Chuck worked in pro audio at Guitar Center for two years and knows every single piece of equipment and computer program DJ’s use. Every event we go to, he swings by the DJ booth to check out the setup. And more times than not, the most expensive thing they have, are the lights and the Mac they play their music on. Otherwise, the rest is cheap crap. And honestly, I would have caved on the DJ, but Chuck is the one that is standing strong. In his own words, “Unless you have some kind of turntable setup, you’re not worth me paying $1,500.”
And not for nothing, I’ve heard plenty of DJ horror stories. DJ’s who played everything on the Do Not Play list, DJ’s who pronounced names wrong, DJ’s who didn’t play any of the music the couple requested, DJ’s who played the music too loud in the middle of dinner, etc. DJ’s aren’t infallible. I have yet to encounter a wedding DJ that is worth $1,500.
If I had the money, I’d hire a band. I’d love a band, I really would.
I’ve tried to keep most of this ranty stuff to myself, because I hate putting ALL DJ’s in the same category. I’m sure DJ’s in Raleigh and other minor cities or rural areas don’t charge this much. These are the kinds of costs that you’d find near a major city, like DC, Manhattan and LA. Bride Tide once posted that the national average cost for a DJ was about $750. I’d pay $750. I wouldn’t be writing this post if I could find a DJ for that little money.
Now, I do understand that on Long Island, the cost of living is astronomical. It’s the whole reason why I moved to Raleigh. So of course, in order to make a living, you have to charge more. I get that. I really do. I mean, you have to do two parties at $1,500 just to pay your mortgage. But, just because I get it doesn’t mean I can pay it.
So wedding entertainment industry, please, just shut the F up.
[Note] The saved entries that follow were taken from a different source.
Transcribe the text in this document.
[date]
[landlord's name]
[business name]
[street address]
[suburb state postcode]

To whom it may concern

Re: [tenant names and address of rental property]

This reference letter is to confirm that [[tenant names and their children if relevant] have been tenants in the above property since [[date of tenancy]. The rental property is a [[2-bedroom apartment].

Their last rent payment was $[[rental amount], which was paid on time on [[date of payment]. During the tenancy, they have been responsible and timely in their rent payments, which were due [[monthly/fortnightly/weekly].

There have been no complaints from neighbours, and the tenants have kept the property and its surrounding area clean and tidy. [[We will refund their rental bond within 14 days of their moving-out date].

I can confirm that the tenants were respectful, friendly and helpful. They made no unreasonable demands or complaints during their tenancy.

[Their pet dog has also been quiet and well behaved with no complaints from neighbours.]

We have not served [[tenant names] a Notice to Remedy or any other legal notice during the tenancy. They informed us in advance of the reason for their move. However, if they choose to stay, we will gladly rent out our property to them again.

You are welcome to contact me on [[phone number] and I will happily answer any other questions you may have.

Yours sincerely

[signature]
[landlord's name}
Making me feel like I’m making a huge mistake and that my wedding will be a disaster isn’t going to make me want to hire you so you can come to my musical rescue. In fact, it makes me feel worse for not having the money to afford a DJ. Because, I’ll say it again, if a couple chooses to iPod their wedding, it is most likely because they can’t afford otherwise. I find that most of the time your comments are rude and demeaning. The one up there wasn’t bad, but I’ve seen DJ’s write terrible things about iPod weddings and the people that have them. There is a way to disagree without being insulting (that’s a general rule of thumb for everyone). If you have tips, share them, but I find it incredibly unprofessional when you say that ALL iPod weddings are disasters and then link your DJ company.
And to be honest, you are the only industry I ever see do this. I rarely see photographers or videographers make comments on posts about DIY-ing photo or video. It has really put a bad taste in my mouth regarding the entire industry.
Despite all of the “iPod wedding disasters” people are still doing it. Prominent and influential bloggers, like Dana, and Meg at A Practical Wedding, are supporting it and encouraging it. Maybe you should take the hint. At the very least, be a professional and stop smack talking people who are too broke to hire one.